Researchers Suggest a Ban on Encryption Will Drive Darknet Use
After the London terror attack in June, Prime Minister Theresa May lashed out at communication companies for “providing safe places for extremists to broadcast their hate messages over the Internet.” She pushed for international agreements allowing the government to regulate the internet—a step she believed would curb terrorism. Some security researchers, though, argued that doing so would only push terrorist content onto the darknet.
Simon Milner, Policy Director at Facebook, announced that Facebook already implemented many anti-terrorism protocols. In the statement, Milner explained that Facebook worked towards creating “a hostile environment for terrorism.” He explained that Facebook already takes advantage of every method possible to find various types of threats. The social networking giant also reports the content to law enforcement for legal action.

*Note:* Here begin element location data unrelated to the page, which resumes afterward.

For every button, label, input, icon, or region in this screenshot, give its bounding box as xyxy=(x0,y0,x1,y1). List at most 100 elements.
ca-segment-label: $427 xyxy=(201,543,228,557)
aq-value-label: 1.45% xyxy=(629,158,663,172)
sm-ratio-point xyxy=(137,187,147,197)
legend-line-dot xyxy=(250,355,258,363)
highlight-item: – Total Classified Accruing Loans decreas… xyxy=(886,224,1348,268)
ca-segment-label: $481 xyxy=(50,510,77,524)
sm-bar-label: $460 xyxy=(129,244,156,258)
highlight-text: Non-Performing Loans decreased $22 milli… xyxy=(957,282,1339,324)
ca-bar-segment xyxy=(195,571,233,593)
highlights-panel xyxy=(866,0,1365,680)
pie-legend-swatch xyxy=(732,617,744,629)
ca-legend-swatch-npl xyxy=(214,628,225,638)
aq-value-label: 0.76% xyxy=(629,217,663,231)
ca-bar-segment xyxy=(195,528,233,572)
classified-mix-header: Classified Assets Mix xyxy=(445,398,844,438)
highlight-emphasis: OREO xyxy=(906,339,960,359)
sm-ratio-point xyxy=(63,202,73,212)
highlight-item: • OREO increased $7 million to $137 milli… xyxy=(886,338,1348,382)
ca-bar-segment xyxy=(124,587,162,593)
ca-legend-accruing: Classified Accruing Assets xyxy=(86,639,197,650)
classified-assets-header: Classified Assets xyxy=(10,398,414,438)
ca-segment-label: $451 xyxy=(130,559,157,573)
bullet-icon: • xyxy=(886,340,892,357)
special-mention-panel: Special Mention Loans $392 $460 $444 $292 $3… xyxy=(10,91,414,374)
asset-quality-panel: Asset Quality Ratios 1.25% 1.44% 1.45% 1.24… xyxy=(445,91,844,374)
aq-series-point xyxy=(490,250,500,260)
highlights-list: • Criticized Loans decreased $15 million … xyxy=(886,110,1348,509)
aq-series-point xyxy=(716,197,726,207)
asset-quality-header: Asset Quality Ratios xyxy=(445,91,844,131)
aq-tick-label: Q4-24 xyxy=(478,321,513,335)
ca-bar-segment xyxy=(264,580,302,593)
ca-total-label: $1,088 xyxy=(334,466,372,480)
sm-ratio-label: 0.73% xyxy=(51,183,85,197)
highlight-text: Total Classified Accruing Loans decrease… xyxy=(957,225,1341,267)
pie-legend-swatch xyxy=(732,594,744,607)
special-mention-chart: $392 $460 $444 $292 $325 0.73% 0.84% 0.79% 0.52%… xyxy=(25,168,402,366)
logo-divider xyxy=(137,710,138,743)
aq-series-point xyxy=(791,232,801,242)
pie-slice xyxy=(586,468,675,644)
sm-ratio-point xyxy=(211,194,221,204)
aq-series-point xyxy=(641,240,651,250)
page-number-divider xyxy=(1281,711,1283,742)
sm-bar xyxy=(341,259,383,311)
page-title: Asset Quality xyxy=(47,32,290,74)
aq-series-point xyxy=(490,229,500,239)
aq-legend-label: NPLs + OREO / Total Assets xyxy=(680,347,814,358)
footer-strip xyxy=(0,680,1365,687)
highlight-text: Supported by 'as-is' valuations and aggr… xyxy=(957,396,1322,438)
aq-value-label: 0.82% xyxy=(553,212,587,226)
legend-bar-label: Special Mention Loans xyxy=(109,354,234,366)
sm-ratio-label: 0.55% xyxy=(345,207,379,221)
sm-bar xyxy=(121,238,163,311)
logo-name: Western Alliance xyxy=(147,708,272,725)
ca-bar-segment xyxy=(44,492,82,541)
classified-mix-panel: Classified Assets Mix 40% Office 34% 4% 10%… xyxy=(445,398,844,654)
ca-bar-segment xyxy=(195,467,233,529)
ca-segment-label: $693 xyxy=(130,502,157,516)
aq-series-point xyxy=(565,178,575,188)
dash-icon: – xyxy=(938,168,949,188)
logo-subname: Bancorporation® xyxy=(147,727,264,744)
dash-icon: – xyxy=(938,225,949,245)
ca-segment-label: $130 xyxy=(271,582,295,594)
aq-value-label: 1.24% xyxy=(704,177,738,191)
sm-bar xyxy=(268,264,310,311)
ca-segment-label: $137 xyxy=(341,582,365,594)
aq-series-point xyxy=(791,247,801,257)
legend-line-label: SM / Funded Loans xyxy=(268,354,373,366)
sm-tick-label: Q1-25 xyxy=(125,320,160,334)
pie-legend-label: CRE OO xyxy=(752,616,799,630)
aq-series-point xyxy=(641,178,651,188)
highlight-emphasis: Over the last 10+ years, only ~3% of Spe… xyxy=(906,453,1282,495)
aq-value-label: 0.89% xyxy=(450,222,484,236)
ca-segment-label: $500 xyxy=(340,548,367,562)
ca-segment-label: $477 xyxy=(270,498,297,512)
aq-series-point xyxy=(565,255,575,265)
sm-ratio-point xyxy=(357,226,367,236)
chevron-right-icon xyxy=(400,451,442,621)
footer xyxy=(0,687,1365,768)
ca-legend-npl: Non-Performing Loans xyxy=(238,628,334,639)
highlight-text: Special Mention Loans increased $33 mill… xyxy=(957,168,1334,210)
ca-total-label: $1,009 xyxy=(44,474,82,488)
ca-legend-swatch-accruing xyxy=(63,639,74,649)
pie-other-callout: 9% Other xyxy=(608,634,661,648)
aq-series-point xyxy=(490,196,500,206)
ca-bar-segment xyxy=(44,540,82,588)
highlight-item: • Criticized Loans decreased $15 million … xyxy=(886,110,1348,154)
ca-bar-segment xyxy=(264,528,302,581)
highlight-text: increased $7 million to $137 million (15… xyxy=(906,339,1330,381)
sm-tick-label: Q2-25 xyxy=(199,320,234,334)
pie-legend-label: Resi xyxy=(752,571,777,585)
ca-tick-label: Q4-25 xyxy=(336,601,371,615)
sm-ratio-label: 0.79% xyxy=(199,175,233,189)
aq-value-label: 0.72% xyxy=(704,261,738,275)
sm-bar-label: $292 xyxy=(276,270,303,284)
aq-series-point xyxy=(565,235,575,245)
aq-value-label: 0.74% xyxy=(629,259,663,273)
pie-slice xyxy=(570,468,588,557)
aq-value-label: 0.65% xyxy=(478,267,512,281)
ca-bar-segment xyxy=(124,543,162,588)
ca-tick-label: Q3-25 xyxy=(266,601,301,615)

Twitter’s Head of Public Policy in the UK, Nick Pickles said similar—that “terrorist content has no place on Twitter.” More than 375,000 accounts were suspended in the second half of 2016 for terror related content. However, when compared to Facebook or Google’s YouTube, Twitter failed to control the majority of the accounts reported for terrorist activity. Pickles told CNN that the platform would “never stop working” on fighting the spread of terrorist propaganda.
Home Secretary Amber Rudd when asked about hashtags:
Privacy enthusiasts have not responded well. Cybercrime analyst Nico Cool wrote that “terrorists have free reign on the internet,” in reference to May’s ongoing plan. “Well-known Internet companies may indeed make some efforts to block extremist content. But on the Tor, darknet criminals are the master. And it will stay that way” He, unsurprisingly, disagrees with May’s push towards a privacy free world. Some counter-terror experts believe the darknet is already to blame. “People are learning how to carry out attacks on the darknet,” Nikita Malik told Express.co.uk. “People are learning how to carry out attacks through manuals than can be downloaded through the darknet.”
The anti-terrorism movement—specifically the pressure to end encryption and more tightly regulate online communication networks—has been explained as a part of a much larger anti-piracy agenda.
And possibly the same goal: to prevent terrorism. In 2016 after May became the Prime Minister, Amber Rudd was appointed Home Secretary. Rudd has vocally pressed for the end of encryption.
“We need to make sure that organizations like WhatsApp — and there are plenty of others like that — don’t provide a secret place for terrorists to communicate with each other,” Home Secretary Amber Rudd told BBC1’s Andrew Marr Show. Rudd pinpointed WhatsApp after the Manchester attacks. “It is absurd that we can have a situation where you have terrorists talking to each other on a formal platform. You can’t have a situation where warranted information is needed — perhaps to stop attacks like the one last week — and it can’t be accessed,” she said.
She disagreed with the notion of fining social media organizations for the presence of terrorist content but planned on working with them to find a solution. In 2015, PM David Cameron promised to put a stop to end-to-end encryption. This never happened. Rudd said that she will give tech companies “one last chance.”
“By getting rid of encryption you just leave the back gates open,” said Jennifer Arcuri, a co-founder of Hacker House and a voice of reason on the topic of encryption. “If you make one backdoor for the government, you have no idea who is listening. The point is that there is no way of curtailing who has access to it if the backdoor is there,” Arcuri said in a discussion on BBC Radio 4.